De Ring van Steen: Hoofdstuk 3 (Deel 1)

Zoals alles een begin en een einde heeft, zo ook stopte het Koninklijk geslacht Steen met te bestaan. Je vermoedt het wellicht, dit einde is ook het begin van een nieuw en episch avontuur.

Geschreven door Rudi Lejaeghere
Gepubliceerd op: 5 sep 2021
7
46
12
Afbeelding door Siora Photography via Unsplash
De zon stond in het zenit. Kemir Ocain was wat hout aan het hakken. Hij wou een reserve aanleggen voor de komende winter. De stammen waren dik, maar reeds op lengte gezaagd. Nu bleef er enkel nog het klieven, wat een even zware opdracht was. Het gaf niet dat het warm was. Kemir Ocain voelde zich goed in deze omstandigheden. Even zweten, wat hard werk en dan voelde hij zich pas echt leven.

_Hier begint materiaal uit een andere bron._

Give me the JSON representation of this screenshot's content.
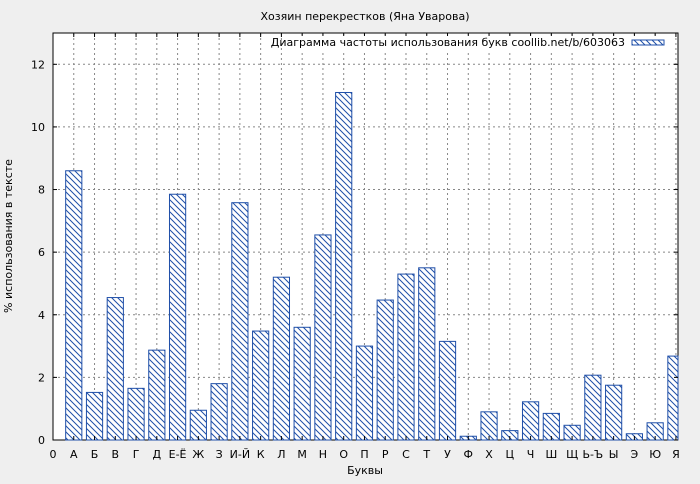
{
  "chart_data": {
    "type": "bar",
    "title": "Хозяин перекрестков (Яна Уварова)",
    "xlabel": "Буквы",
    "ylabel": "% использования в тексте",
    "ylim": [
      0,
      13
    ],
    "yticks": [
      0,
      2,
      4,
      6,
      8,
      10,
      12
    ],
    "grid": true,
    "legend_position": "top-right",
    "x_axis_start_label": "0",
    "categories": [
      "А",
      "Б",
      "В",
      "Г",
      "Д",
      "Е-Ё",
      "Ж",
      "З",
      "И-Й",
      "К",
      "Л",
      "М",
      "Н",
      "О",
      "П",
      "Р",
      "С",
      "Т",
      "У",
      "Ф",
      "Х",
      "Ц",
      "Ч",
      "Ш",
      "Щ",
      "Ь-Ъ",
      "Ы",
      "Э",
      "Ю",
      "Я"
    ],
    "series": [
      {
        "name": "Диаграмма частоты использования букв coollib.net/b/603063",
        "color": "#1f4fa8",
        "values": [
          8.6,
          1.52,
          4.55,
          1.65,
          2.87,
          7.85,
          0.95,
          1.8,
          7.58,
          3.48,
          5.2,
          3.6,
          6.55,
          11.1,
          3.0,
          4.47,
          5.3,
          5.5,
          3.15,
          0.12,
          0.9,
          0.3,
          1.22,
          0.85,
          0.47,
          2.07,
          1.75,
          0.2,
          0.55,
          2.68
        ]
      }
    ]
  }
}
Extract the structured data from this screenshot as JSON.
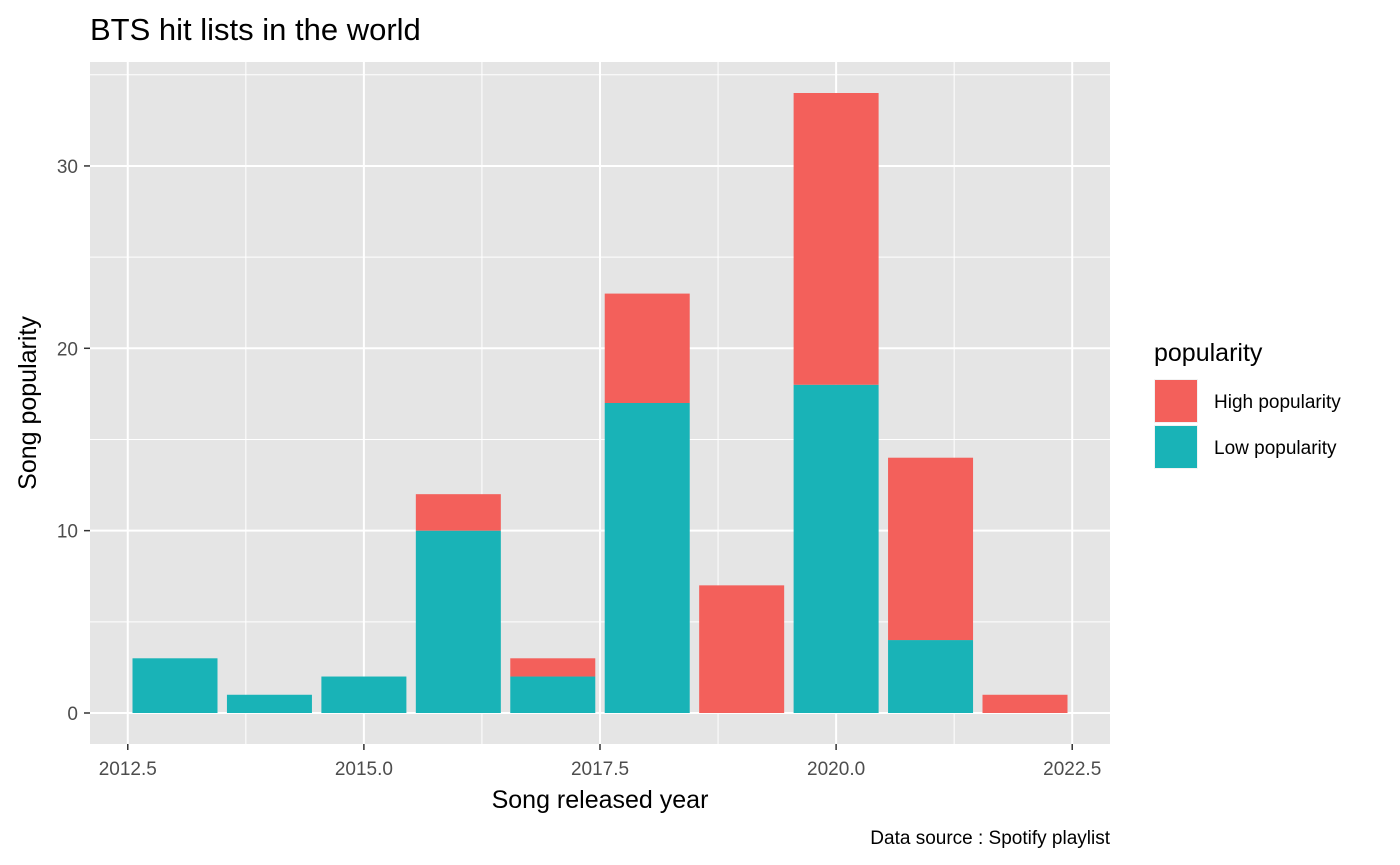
{
  "chart_data": {
    "type": "bar",
    "stacked": true,
    "title": "BTS hit lists in the world",
    "xlabel": "Song released year",
    "ylabel": "Song popularity",
    "caption": "Data source : Spotify playlist",
    "x": [
      2013,
      2014,
      2015,
      2016,
      2017,
      2018,
      2019,
      2020,
      2021,
      2022
    ],
    "series": [
      {
        "name": "High popularity",
        "color": "#F3605B",
        "values": [
          0,
          0,
          0,
          2,
          1,
          6,
          7,
          16,
          10,
          1
        ]
      },
      {
        "name": "Low popularity",
        "color": "#19B3B7",
        "values": [
          3,
          1,
          2,
          10,
          2,
          17,
          0,
          18,
          4,
          0
        ]
      }
    ],
    "xlim": [
      2012.1,
      2022.9
    ],
    "ylim": [
      -1.7,
      35.7
    ],
    "x_ticks": [
      2012.5,
      2015.0,
      2017.5,
      2020.0,
      2022.5
    ],
    "x_tick_labels": [
      "2012.5",
      "2015.0",
      "2017.5",
      "2020.0",
      "2022.5"
    ],
    "y_ticks": [
      0,
      10,
      20,
      30
    ],
    "y_tick_labels": [
      "0",
      "10",
      "20",
      "30"
    ],
    "legend": {
      "title": "popularity",
      "position": "right"
    },
    "grid": true,
    "panel_background": "#E5E5E5"
  }
}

Kemir woonde in een berghut samen met zijn moeder op een kleine bergrug in de nabijheid van Kamardam, een stadje op vijftig mijl van de hoofdstad Zolden. Ze hadden een twintigtal schapen, drie zeugen met biggen en ook nog een zwijnenbeer, een heel gevaarlijk beest met scherpe tanden. Daarnaast graasden er nog een paar koeien die voor verse melk zorgden en hun twee paarden, de ruin Witte Wolk en de merrie Bella. Uiteindelijk was er ook nog Donk, een bastaardhond die veel slimmer was dan tien rashonden te samen.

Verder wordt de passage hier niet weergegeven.